As Rod Boothby points out, there are a lot of definitions flying around for similar things when it comes to Web 2.0 and the Enterprise. This week I spoke on a panel at Enterprise 2006, an invitation-only no-blogging enterprise software event that I highly recommend for the mix and setting of CIOs and potential partners. You may recall that I follow Andrew McAfee's original definition of Enterprise 2.0 as freeform social software adapted for organizations. MR Rangaswami (who hosted the Enterprise 2006) broadened the definition to include modern technology, development and delivery:
While this is a helpful framework for looking at the disruptive changes across the industry, it dilutes what is really new, and possible. I'm with Rod that the original definition's emphasis on freeform, emergence and implied decentralization. Not because it changes the enterprise software industry -- but because it has the potential to change enterprises.

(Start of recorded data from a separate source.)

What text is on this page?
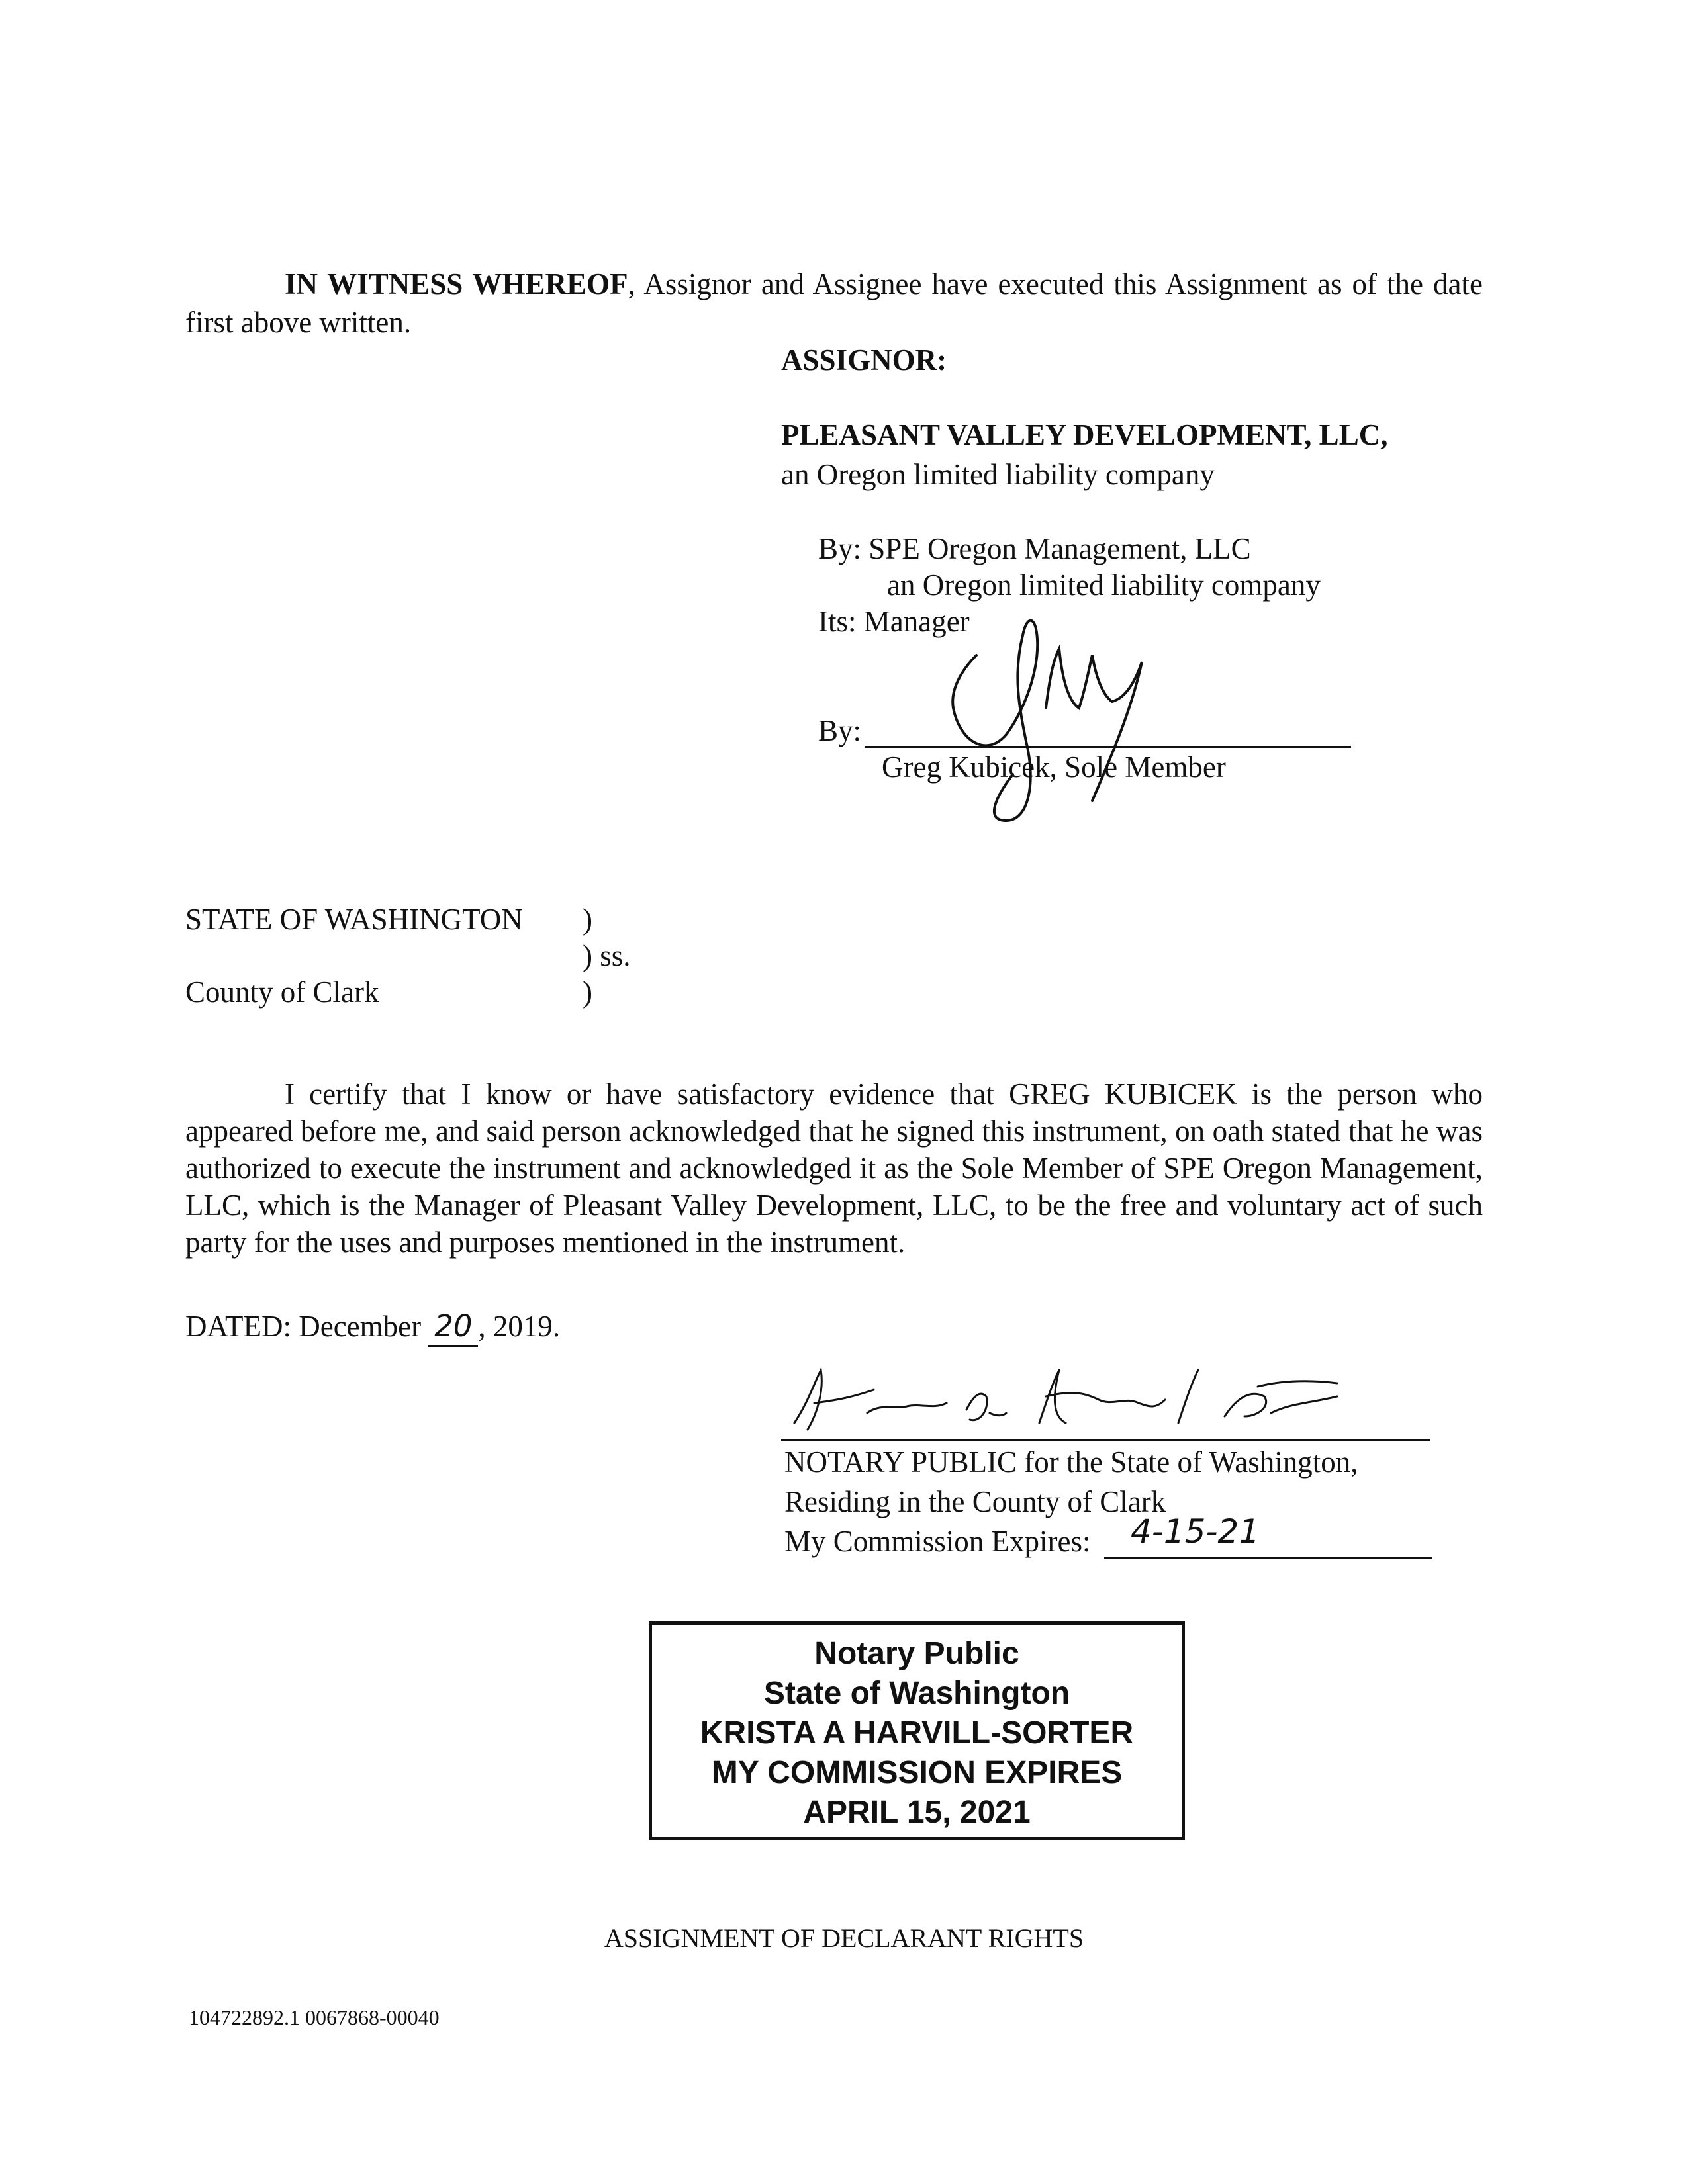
IN WITNESS WHEREOF, Assignor and Assignee have executed this Assignment as of the date first above written.
ASSIGNOR:
PLEASANT VALLEY DEVELOPMENT, LLC,
an Oregon limited liability company
By: SPE Oregon Management, LLC
an Oregon limited liability company
Its: Manager
By:
Greg Kubicek, Sole Member
STATE OF WASHINGTON )
) ss.
County of Clark	)
I certify that I know or have satisfactory evidence that GREG KUBICEK is the person who appeared before me, and said person acknowledged that he signed this instrument, on oath stated that he was authorized to execute the instrument and acknowledged it as the Sole Member of SPE Oregon Management, LLC, which is the Manager of Pleasant Valley Development, LLC, to be the free and voluntary act of such party for the uses and purposes mentioned in the instrument.
DATED: December 20 , 2019.
NOTARY PUBLIC for the State of Washington,
Residing in the County of Clark
My Commission Expires: 4-15-21
Notary Public
State of Washington
KRISTA A HARVILL-SORTER
MY COMMISSION EXPIRES
APRIL 15, 2021
ASSIGNMENT OF DECLARANT RIGHTS
104722892.1 0067868-00040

This came to a head on the panel, moderated by Ken Berrymanof McKinsey with panelists Brett Caine of Citrix Online, Josh Pickus of SupportSoft, Mark Symonds of Plexus Online and myself. All three were great companies exemplary of modern business models such as SaaS.
But the bigger problem is while Enterprise 2.0 can serve as an apt descriptor, from a naming standpoint it broadens the divide between vendor and customer. Vendors like version numbers. Customers don't because they have been abused for so long:
- forced payment for upgrades
- forced upgrades that don't provide an improvement for business users
- consequently, an upgrade in the enterprise is seen as a degredation in service availability, especially where IT is outsourced and under an SLA
I bring all this up in part because it will come up again at MIT-Stanford VLab event on Enterprise 2.0 next week where I am speaking alongside SugarCRM and Visible Path.
While I look forward definitions of Office 2.0 to come out of the conference of the same name, I don't think it will face the same issue. To me, Office 2.0 is modern web tools designed for the scale of a small to mid-sized businesses (SMB/SME). At this scale, the business model and product -- and the potential for emergence is reduced.
What they have in common is designing tools for users first, buyers second. In some cases, these users are developers. But this is a big shift in strategy for a software vendor that is increasingly a competitive necessity.